Кратко изложим мифологическую схему Розанова, поскольку она важна в деталях для адекватного понимания чеховской комедии [2; 121–128]. Детская фаза жизни, по Розанову, с 16 до 27 лет, когда «почти каждый образованный русский «отрицает» и волнуется». Это «болезнь возраста» – «не упорная и не опасная». Розанов четко обозначает «собственно предмет отрицаний»: «Отрицается Бог, семья, отечество «в том нелепом виде, как оно существует», мир невидимый и видимый, но как один, так и другой – пока неувиденный и насколько он не увиден. Отрицается все неиспытанное, не перешедшее в живое ощущение…». Психологическая доминанта данной фазы жизни в том, что это пора «увлечений, воевания, погружения исключительно в свое «я» и противопоставление этого «я» всему миру». Политические характеристики детской фазы таковы: «В 16–27 лет каждый, т.е. почти каждый, русский бывает не только парламентаристом и республиканцем – этого еще мало, – он непременно бывает дарвинистом, позитивистом, социалистом; он бывает политиком и философом в политике, к которой вплотную не подошел, и в философии, которую только что начал читать». Литература данной фазы жизни своеобразна «по колориту, по точкам зрения на предметы, приемам нападения и защиты». Она содержит «целый обширный эпос, романы и повести исключительно из юношеской жизни, где взрослые вовсе не участвуют, исключены, где нет героев и даже зрителей старше 35 лет, и все, которые подходят к этому возрасту, а особенно если переступают за него, окрашены так дурно, как дети представляют себе «чужих злых людей…». Но литература лишь часть «целой маленькой культуры» детской фазы жизни, потому что фаза охватывает «почти все формы творчества». Розанов обозначает ряд составляющих данной культуры: свои праведники и грешники, мученики и «ренегаты», своя песня, суждения, начатки почти всех наук. Ее носители – «удалые чайки» (Ср.: Треплев–Трофимов).

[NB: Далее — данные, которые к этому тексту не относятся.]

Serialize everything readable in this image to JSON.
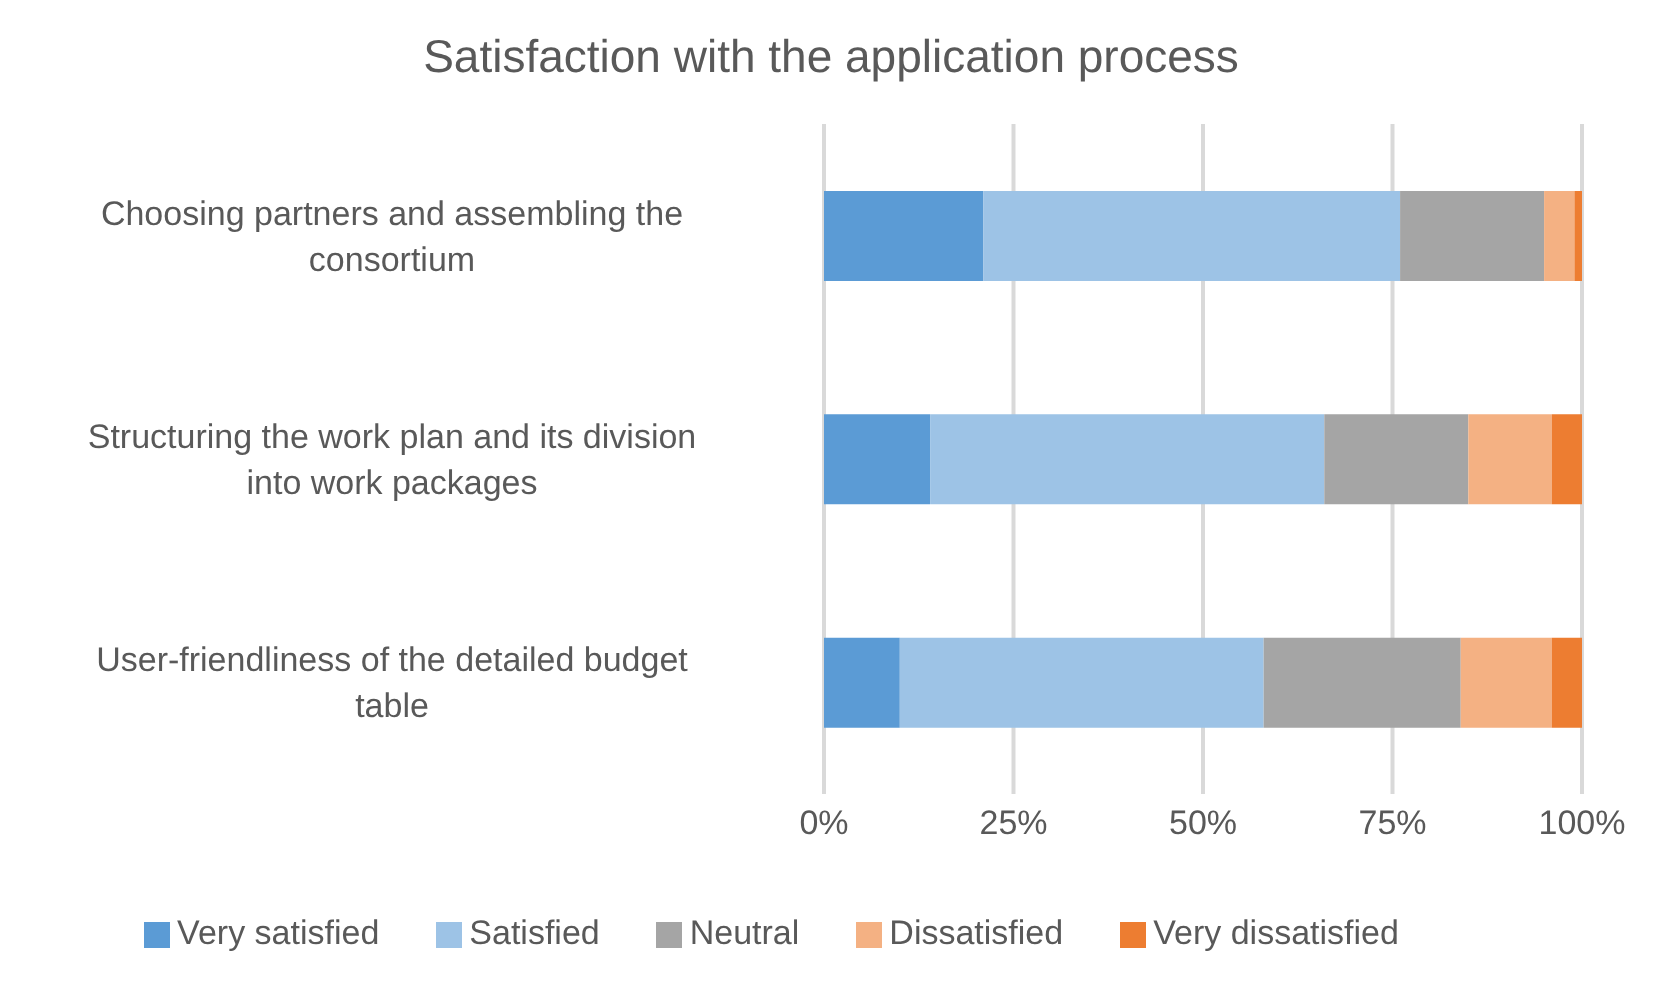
{
  "chart_data": {
    "type": "bar",
    "orientation": "horizontal",
    "stacked": true,
    "title": "Satisfaction with the application process",
    "categories": [
      "Choosing partners and assembling the consortium",
      "Structuring the work plan and its division into work packages",
      "User-friendliness of the detailed budget table"
    ],
    "series": [
      {
        "name": "Very satisfied",
        "color": "#5b9bd5",
        "values": [
          21,
          14,
          10
        ]
      },
      {
        "name": "Satisfied",
        "color": "#9dc3e6",
        "values": [
          55,
          52,
          48
        ]
      },
      {
        "name": "Neutral",
        "color": "#a5a5a5",
        "values": [
          19,
          19,
          26
        ]
      },
      {
        "name": "Dissatisfied",
        "color": "#f4b183",
        "values": [
          4,
          11,
          12
        ]
      },
      {
        "name": "Very dissatisfied",
        "color": "#ed7d31",
        "values": [
          1,
          4,
          4
        ]
      }
    ],
    "xlim": [
      0,
      100
    ],
    "xticks": [
      {
        "value": 0,
        "label": "0%"
      },
      {
        "value": 25,
        "label": "25%"
      },
      {
        "value": 50,
        "label": "50%"
      },
      {
        "value": 75,
        "label": "75%"
      },
      {
        "value": 100,
        "label": "100%"
      }
    ],
    "grid": "x",
    "legend": "bottom"
  }
}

Возраст с 28 до 35 лет мыслится в розановской мифологии как переход к взрослой (зрелой) фазе жизни. Суть ее – в успокоении и неотрицании, в признании «этого громадного улья, где вот уже тысяча лет роится громадный народный рой». Взрослый человек признает его «необходимость и целесообразность», его «священность» и «поэзию», находит свою «ячейку» в нем. Путь взросления, по Розанову, обусловливают не «какие-то проблематические выгоды», а «простой образ жизни, расширение сферы наблюдений и самой наблюдательности, завязавшиеся живые связи с обществом и жизнью историческою через семью, детей, наконец, через труд».

Существенно, что публицист мыслит данную мифологию не как общеевропейский, а национальный (русский) феномен, противопоставляя его «стареющей жизни Западной Европы». Розанов пишет: «Соответственно юному возрасту нашего народа, просто юность шире у нас раскинулась, она более широкою полосою проходит в жизни каждого русского, большее число лет себе подчиняет и вообще ярче, деятельнее, значительнее, чем где-либо».

Автор статьи «Несколько замечаний по поводу студенческих беспорядков» настаивает, что «это все-таки культура, все-таки некоторая цивилизация, ибо это есть, несомненно, некоторая любовь и мысль, которая выдерживает себя от первой строки и до последней, которая в стихотворении продолжает то, что было начато в якобы ученом трактате, в романе начинает и кончает в критике». В данной культуре «все связано и цельно; все здесь проникнуто верой в себя; все представляет определенный строй мыслей». Такова в главных чертах мифологическая схема фазности жизни русского человека, предложенная Розановым.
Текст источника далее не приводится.